約5000年前に北欧で変異が起き、デンマークから米国東部、米国西部へと
米ユタ大学の研究チームは、遺伝子検査サービス「アンセストリーDNA」との提携のもと、何世紀もわたり大陸をまたいだ心房細動の原因遺伝子の伝播について調べ、2021年11月8日、オープンアクセスジャーナル「ネイチャーコミュニケーションズ」で一連の研究成果を発表した。
これによると、約5000年前、現在の北欧で生まれた人に若年発症型心房細動を引き起こす遺伝子の自然突然変異が起こり、この遺伝子変異は親から子へと代々受け継がれていった。18世紀にデンマークで居住していたその子孫は19世紀前半にデンマークから米国東部へ渡った後、モルモン開拓者の移動に伴って次第に西へと移動し、19世紀後半に山岳部のユタ州に達した。
診療記録を系図と重ね合わせてみると、8世代2926人を追跡可能なユタ州のある家系で心房細動がよくみられた。

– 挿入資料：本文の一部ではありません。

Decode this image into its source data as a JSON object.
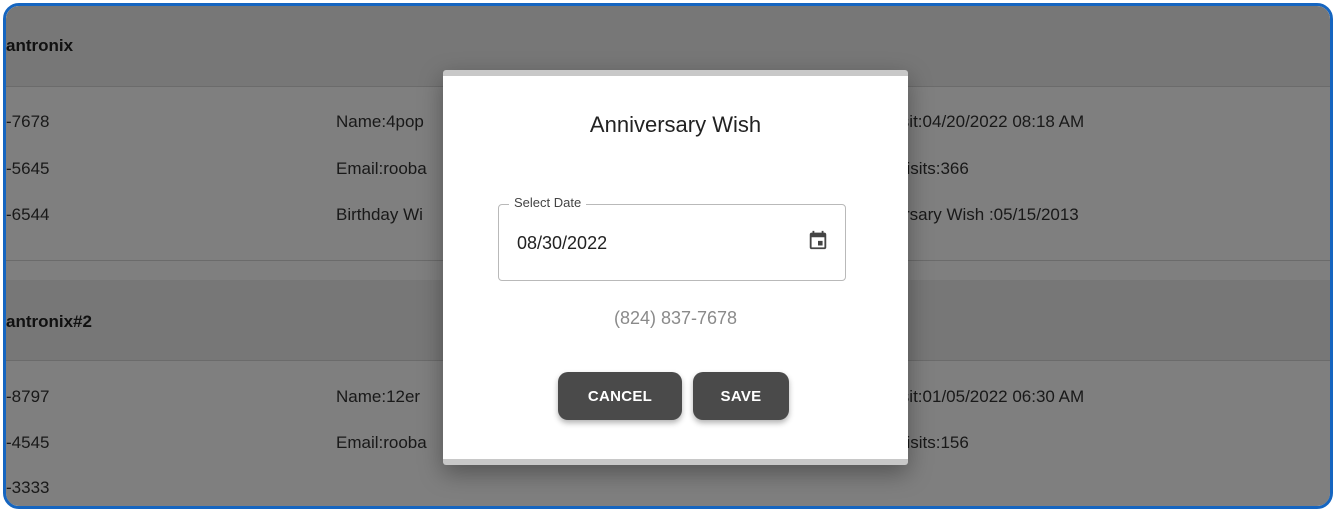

若年発症型心房細動に罹患した13~57歳の29人のうち、甲状腺機能亢進症や糖尿病、弁膜症など、心房細動の臨床危険因子を持つ者はいない。発作性心房細動がみられる13歳女性は、母親が心停止を起こしたことがあり、当時20代前半であった母方のおばが睡眠中に死亡した。
変異は182世代にわたって受け継がれてきた
若年発症型心房細動には遺伝性でないものもあるが、見かけ上無関係の5家族で若年発症型心房細動を引き起こす「KCNQ1」の変異がみられた。現代の子孫のDNAの解析により、この変異は182世代にわたって受け継がれてきたと推測されている。
一連の研究成果は、祖先の起源や時代と大陸を超えた人々の移動など、心房細動を歴史的な文脈で解明しているのみならず、心房細動の発症リスクが高い人を特定しうる新たなアプローチを示すものとしても評価されている。